Branden defende que a autoestima é consequência de atitudes geradas internamente, e propõe que o desenvolvimento de algumas atitudes, possa aumenta-la. Assim, determina aquilo a que chamou os “seis pilares da autoestima”, que todas as pessoas deveriam desenvolver. O primeiro pilar é a consciência, ou seja, a importância de termos consciência daquilo que está subjacente aos nossos comportamentos. Quanto maior for a nossa consciência, entendida como um recurso de sobrevivência, melhor será a nossa relação com a vida. O segundo pilar da autoestima é a aceitação de nós próprios. Sem autoaceitação, a autoestima não é possível Aceitarmo-nos e valorizarmo-nos significa respeitarmo-nos e permitirmo-nos ser. O terceiro pilar tem a ver com a responsabilidade. Sermos responsáveis pela concretização dos nossos desejos, pelas nossas escolhas, pelo nível de consciência com que agimos e vivemos os nossos relacionamentos, pelo nosso comportamento com os outros, pela forma como comunicamos, por aceitarmos e escolhermos os valores pelos quais nos regemos.

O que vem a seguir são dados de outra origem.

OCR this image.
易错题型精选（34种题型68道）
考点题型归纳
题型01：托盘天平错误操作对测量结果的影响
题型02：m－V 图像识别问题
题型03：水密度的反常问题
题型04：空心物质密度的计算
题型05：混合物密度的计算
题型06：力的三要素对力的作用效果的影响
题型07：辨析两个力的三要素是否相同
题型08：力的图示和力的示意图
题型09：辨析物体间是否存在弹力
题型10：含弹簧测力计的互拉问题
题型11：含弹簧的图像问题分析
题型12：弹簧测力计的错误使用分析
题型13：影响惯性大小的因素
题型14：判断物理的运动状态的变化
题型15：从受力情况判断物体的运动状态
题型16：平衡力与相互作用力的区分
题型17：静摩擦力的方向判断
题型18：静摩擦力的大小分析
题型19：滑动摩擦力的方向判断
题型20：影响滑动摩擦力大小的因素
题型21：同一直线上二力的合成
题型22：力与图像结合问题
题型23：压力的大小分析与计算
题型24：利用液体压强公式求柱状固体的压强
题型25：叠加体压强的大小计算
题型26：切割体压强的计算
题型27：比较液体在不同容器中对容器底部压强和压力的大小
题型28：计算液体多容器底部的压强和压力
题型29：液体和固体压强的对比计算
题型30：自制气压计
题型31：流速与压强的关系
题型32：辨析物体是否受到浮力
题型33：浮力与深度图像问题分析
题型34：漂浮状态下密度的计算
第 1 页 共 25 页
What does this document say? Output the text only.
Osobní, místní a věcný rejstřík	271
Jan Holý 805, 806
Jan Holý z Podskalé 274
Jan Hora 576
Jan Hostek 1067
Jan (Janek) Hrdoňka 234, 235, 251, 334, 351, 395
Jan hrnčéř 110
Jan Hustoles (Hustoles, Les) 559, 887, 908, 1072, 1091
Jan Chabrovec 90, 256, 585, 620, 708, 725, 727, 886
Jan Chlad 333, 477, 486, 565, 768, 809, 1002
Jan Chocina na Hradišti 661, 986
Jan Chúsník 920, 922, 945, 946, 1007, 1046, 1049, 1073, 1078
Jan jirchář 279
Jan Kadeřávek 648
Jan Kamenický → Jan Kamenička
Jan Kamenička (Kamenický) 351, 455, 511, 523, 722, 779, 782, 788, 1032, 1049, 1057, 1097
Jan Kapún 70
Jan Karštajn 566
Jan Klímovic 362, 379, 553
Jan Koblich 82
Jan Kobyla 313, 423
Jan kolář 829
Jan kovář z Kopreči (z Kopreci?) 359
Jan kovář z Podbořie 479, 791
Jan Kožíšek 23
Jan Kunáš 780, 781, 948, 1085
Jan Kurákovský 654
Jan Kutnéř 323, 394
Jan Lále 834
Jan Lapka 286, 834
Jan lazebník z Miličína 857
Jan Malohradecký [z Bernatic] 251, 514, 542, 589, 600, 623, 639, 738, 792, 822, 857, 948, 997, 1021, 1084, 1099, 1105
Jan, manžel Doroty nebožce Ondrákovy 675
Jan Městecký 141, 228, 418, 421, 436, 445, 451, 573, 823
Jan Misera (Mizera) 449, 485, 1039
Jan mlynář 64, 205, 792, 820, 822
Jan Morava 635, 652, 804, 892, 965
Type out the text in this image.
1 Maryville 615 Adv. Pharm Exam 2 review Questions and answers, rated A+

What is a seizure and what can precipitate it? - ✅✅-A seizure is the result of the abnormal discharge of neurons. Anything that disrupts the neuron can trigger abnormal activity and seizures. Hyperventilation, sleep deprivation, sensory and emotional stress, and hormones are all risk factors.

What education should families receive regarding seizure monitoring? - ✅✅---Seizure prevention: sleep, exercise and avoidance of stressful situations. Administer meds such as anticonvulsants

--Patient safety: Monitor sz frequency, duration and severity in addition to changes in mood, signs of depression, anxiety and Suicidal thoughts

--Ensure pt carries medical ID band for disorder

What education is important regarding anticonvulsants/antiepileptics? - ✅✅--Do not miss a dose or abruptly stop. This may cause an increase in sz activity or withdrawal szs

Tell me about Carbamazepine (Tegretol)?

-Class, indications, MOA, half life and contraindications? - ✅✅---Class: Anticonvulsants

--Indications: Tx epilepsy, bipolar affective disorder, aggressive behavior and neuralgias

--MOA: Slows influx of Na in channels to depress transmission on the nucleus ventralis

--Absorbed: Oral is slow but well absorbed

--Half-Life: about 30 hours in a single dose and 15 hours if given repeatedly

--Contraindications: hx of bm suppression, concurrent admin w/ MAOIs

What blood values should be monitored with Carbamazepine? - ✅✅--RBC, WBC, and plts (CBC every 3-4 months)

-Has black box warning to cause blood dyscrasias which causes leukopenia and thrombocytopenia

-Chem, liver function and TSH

O quarto pilar da autoestima é, segundo Branden, a autoafirmação, ou seja, a disposição para honrar os meus desejos e as minhas necessidades. Sem autoafirmação agimos como meros expectadores e não participantes. É necessário sermos atores das nossas próprias vidas. O quinto pilar refere-se à intencionalidade, à atenção necessária para estabelecermos objetivos realistas e produtivos. Viver de forma intencional é assumirmos as nossas escolhas com responsabilidade e de forma consciente. Para vivermos de forma intencional e produtiva, segundo Branden, é necessário desenvolver dentro de nós a autodisciplina, que é uma virtude de sobrevivência. Por fim, o sexto pilar é o da integridade pessoal. Corresponde à integração dos ideais, das convicções, dos critérios, das crenças e dos comportamentos. A integridade é a congruência dos nossos atos, dos nossos valores, compromissos e prioridades. É ter consciência e, responsabilidade, sermos íntegros connosco mesmos, admitindo os nossos erros sem culpar os outros, compreendendo, corrigindo e reparando os danos causados, com o compromisso intencional de agir diferente, de agir melhor.

De referir ainda a ideia veiculada por Branden de que quanto maior for a nossa autoestima, maior será o respeito, a benevolência e a boa vontade com que tratamos os outros, pois não os percebemos como ameaça. O autor pressupõe ainda que se não nos sentirmos capazes de ser amados, dificilmente acreditamos que alguém nos possa amar. A autoestima é fundamental para a saúde psicológica, realização, felicidade pessoal e estabelecimento e manutenção de relacionamentos positivos. No mundo caótico e competitivo de hoje, a autoestima é a base para o nosso poder pessoal, familiar, relacional e profissional.

Fonte: Branden, N. (2002). Autoestima e os seus seis pilares. 7ª Ed. São Paulo: Saraiva.